In Singapore, the top three GenAI applications used by organisations are Microsoft Power Apps(36.83%), Grammarly (27.23%), and OpenAI/ChatGPT (20.95%).
Expanding attack surface
Along with the increasing use of genAI comes an expanding attack surface and a rise in data loss incidents. Derived from analysis of GenAI traffic across a global customer base of 7,051 organisations throughout 2024, the report cited that GenAI-related data loss prevention (DLP) incidents more than doubled, accounting for 14% of all data security incidents.
Moreover, unauthorised, unsanctioned GenAI use, termed “Shadow AI”, has created blind spots for IT and security teams, making it challenging to control sensitive data flows.

“AI adoption offers transformative opportunities across both commercial and government sectors in the region. But as this report highlights, we are also seeing an expanding attack surface, particularly with the use of high-risk GenAI applications in critical infrastructure sectors,” said Tom Scully, director and principal architect for Government and Critical Industries, Asia Pacific & Japan, at Palo Alto Networks.
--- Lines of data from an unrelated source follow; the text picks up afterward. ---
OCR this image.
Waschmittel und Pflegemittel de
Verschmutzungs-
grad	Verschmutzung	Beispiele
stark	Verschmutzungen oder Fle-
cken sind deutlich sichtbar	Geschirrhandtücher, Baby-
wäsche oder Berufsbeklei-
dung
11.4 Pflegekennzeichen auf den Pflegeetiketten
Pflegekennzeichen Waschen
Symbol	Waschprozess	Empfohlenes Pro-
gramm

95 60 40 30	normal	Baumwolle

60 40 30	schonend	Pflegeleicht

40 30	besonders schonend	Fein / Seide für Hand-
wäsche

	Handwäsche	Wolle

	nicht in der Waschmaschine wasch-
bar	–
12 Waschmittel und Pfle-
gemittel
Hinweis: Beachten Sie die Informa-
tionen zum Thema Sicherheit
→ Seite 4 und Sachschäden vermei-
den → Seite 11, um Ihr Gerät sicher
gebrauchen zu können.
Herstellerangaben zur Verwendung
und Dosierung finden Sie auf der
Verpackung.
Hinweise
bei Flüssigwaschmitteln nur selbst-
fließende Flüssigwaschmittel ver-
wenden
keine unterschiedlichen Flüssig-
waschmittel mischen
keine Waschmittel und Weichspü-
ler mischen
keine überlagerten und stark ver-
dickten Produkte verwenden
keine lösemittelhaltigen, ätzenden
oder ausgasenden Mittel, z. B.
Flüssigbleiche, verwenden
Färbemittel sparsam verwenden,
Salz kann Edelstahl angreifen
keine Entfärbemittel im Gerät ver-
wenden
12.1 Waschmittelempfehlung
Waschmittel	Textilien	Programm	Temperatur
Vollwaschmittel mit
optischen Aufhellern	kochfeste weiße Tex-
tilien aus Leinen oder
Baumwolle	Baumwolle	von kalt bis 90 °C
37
Balancing innovation and governance
Scully reminds organisations to balance innovation with strong governance by adopting security architectures that account for AI’s unique risks.
“From shadow AI and data leakage to the more complex threats posed by agentic AI models. Proactive oversight and adaptive security controls are essential to ensuring that the benefits of AI are fully realised without compromising national security, public trust, or operational integrity,” Scully said.